Uluslararası tekellere hizmet eden politikalar sonucunda tarımın mahvedilmesi üzerine çok şey yazıldı bugüne kadar ama bu kez bizzat üreticiler anlatıyor. Bir dayanışma grubunun hazırladığı belgesel, hepimizi uyarıyor
M. Ender Öndeş / İstanbul
Türkiye’nin neoliberal politikalar sonucunda çökertilen ve adeta uçurumun kenarına getirilen tarımı, bir belgesele konu oldu. Tarımsal alanda yakın zamana kadar kendine yeterli bir ülke olan, hatta birçok tarımsal ürünü ihraç eden Türkiye, bugün itibariyle buğdayı dahi ithal eder duruma düştü. Dışa bağımlılık, girdi maliyetlerinin yüksekliği, çiftçi nüfusunun azalması ve yaşlanması, gençlerin tarımı bir meslek alanı olarak tercih etmemesi, tarımsal alanların ranta kurban edilmesinin sonuçları, başta ülkemiz halkları olmak üzere insanlık açısından da büyük bir tehdit oluşturuyor.
Bütün bunları kendisine dert edinen bir dayanışma grubu, geçtiğimiz süreçte, Türkiye’nin bir ucundan öteki ucuna giderek 21 çiftçiyle görüştü, çekimler yaptı. Daha doğrusu, bütün bu yapım-yönetim-çekim işlerinin tümü, zaten birbiriyle ilişkili olan kooperatiflerin ortak çalışması olarak bir dayanışmayla gerçekleştirildi. O yüzden filmin künyesi de bu dayanışmayı ifade ediyor.
Bir fikir ve dayanışma
Yönetmenlerden Burak Yücel, şöyle anlatıyor o süreci: “Kapıdaki Kıtlık filminin ekibinin de bulunduğu yurttaşlar olarak, 2019 yılında Kadıköy’ün Kozyatağı semtinde Salkım Gıda Kooperatifi’ni kurduk. Ülkemiz çiftçisinin ürününün kentteki insanlara aracısız biçimde ulaşması, gıda egemenliğinin ülkemiz çiftçisinin elinde olması, doğaya ve ekolojiye saygılı, ona zarar vermeyen bir üretim modelinin desteklenmesi gibi pek çok ilke eşliğinde açtık kooperatifimizi. 2022 yılının Nisan ayında ülkemiz tarımına bütünsel bir perspektifle bakan bir belgesel film yapıp yapamayacağımızı konuşmaya başladık kendi aramızda.

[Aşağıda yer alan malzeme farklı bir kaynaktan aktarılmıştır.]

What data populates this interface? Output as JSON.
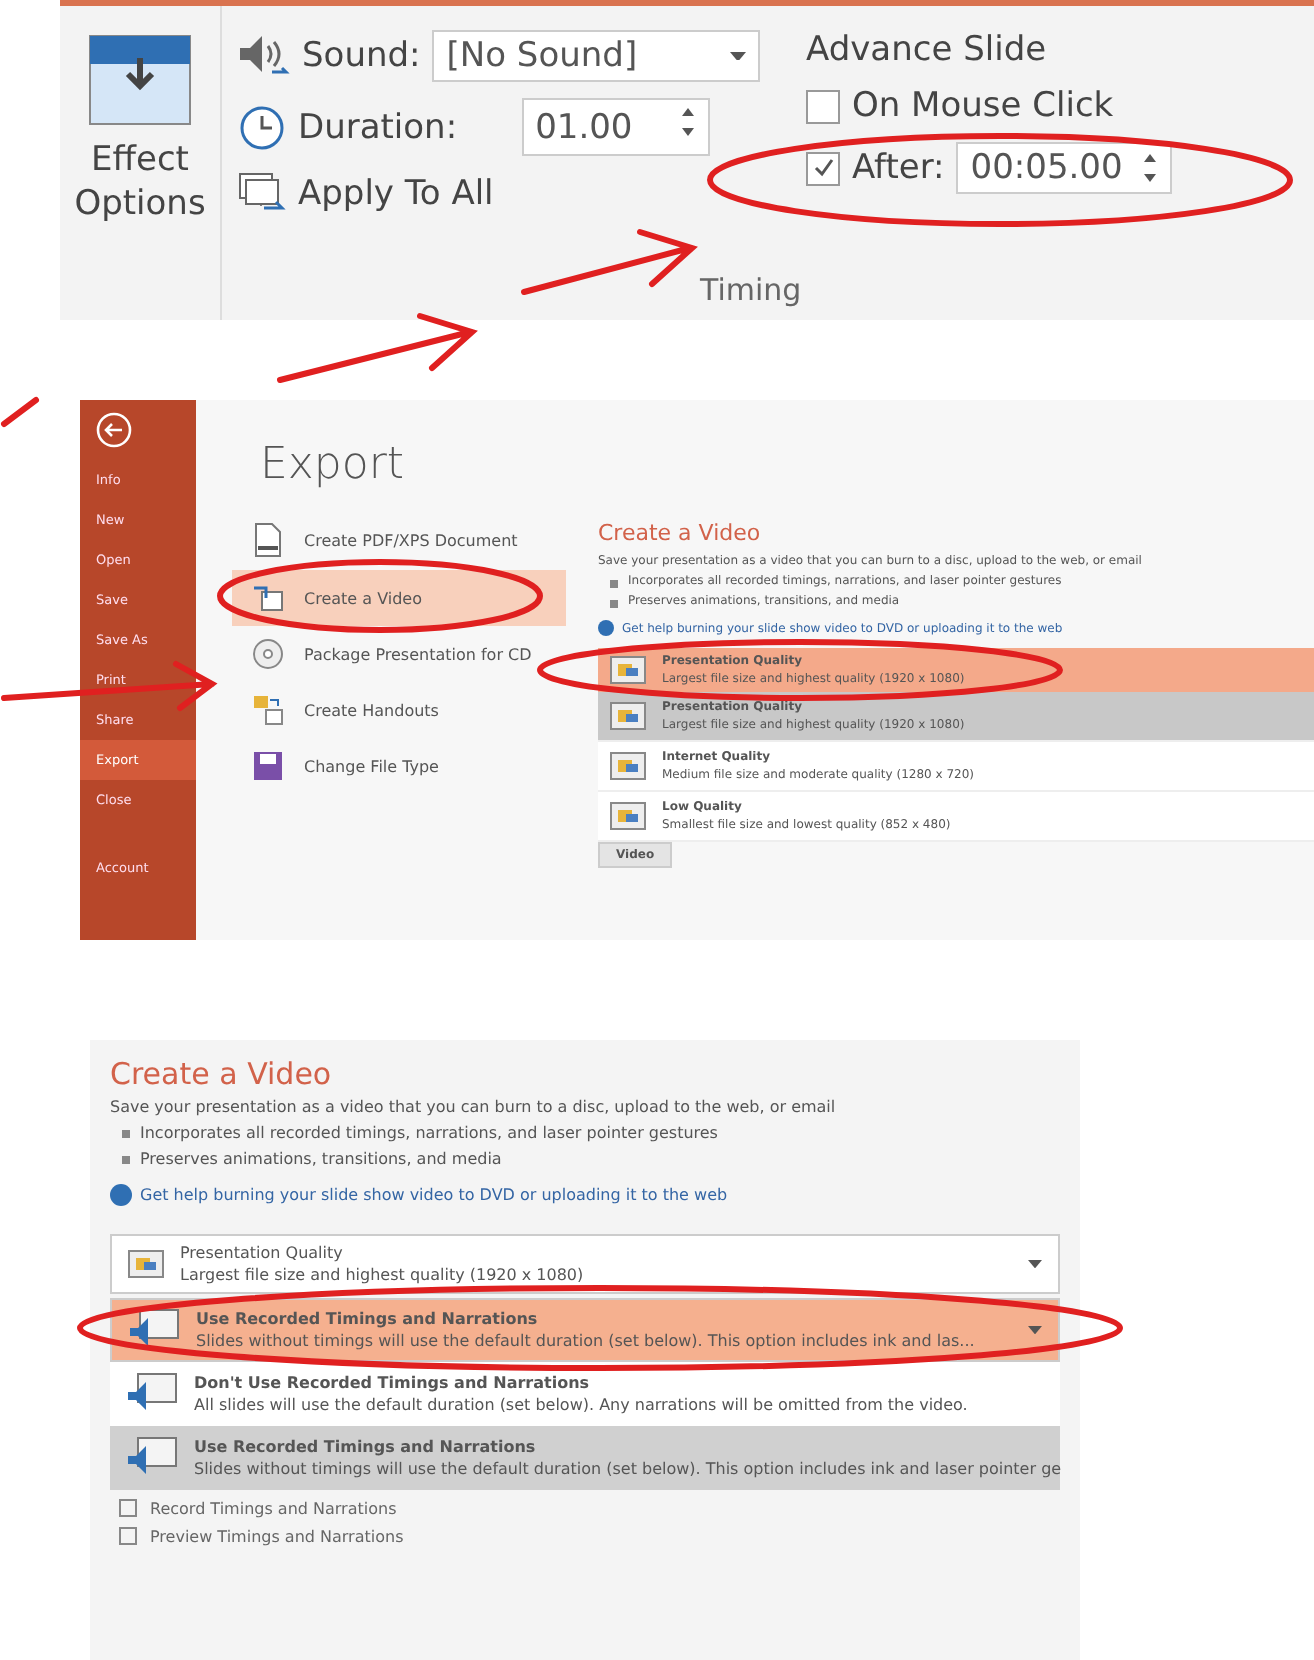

Sonrasında fikrimizi diğer gıda kooperatiflerinden dostlarımızla paylaştık. Artvin Arıcılar Birliği, Besnili Kadınlar Kadın Girişimi ve Üretim ve İşletme Kooperatifi, Divriği Üretim ve Pazarlama Kooperatifi, Gödence Tarımsal Kalkınma Kooperatifi, MoniBostan, Ovacık Kooperatifi, Salkım Kooperatifi, Şana Yaşam Köyü ve Urla Kadın Kooperatifi olarak bu filmi ortak bir dayanışma bütçesi oluşturarak çekmeye karar verdik.”
Sekiz ayda yedi bölge
Böylece 2022 yılının Ağustos ayında başlayan çekimler yaklaşık sekiz ay sürmüş. Yücel’in anlatımıyla, “Sırasıyla şu illere gittik: Ankara, Sivas-Divriği, Adıyaman-Besni, Diyarbakır, Tunceli-Ovacık, Rize-Fındıklı, Artvin-Hopa, Düzce-Akçakoca, Sakarya, İzmir, Antalya. Belgesel kapsamında ve toplamda yirmi bir çiftçi, üretici, üretim kooperatifi ile yüz yüze röportajlar yaptık. Bu belgesel ile biz de bilmediğimiz pek çok şey öğrendik.”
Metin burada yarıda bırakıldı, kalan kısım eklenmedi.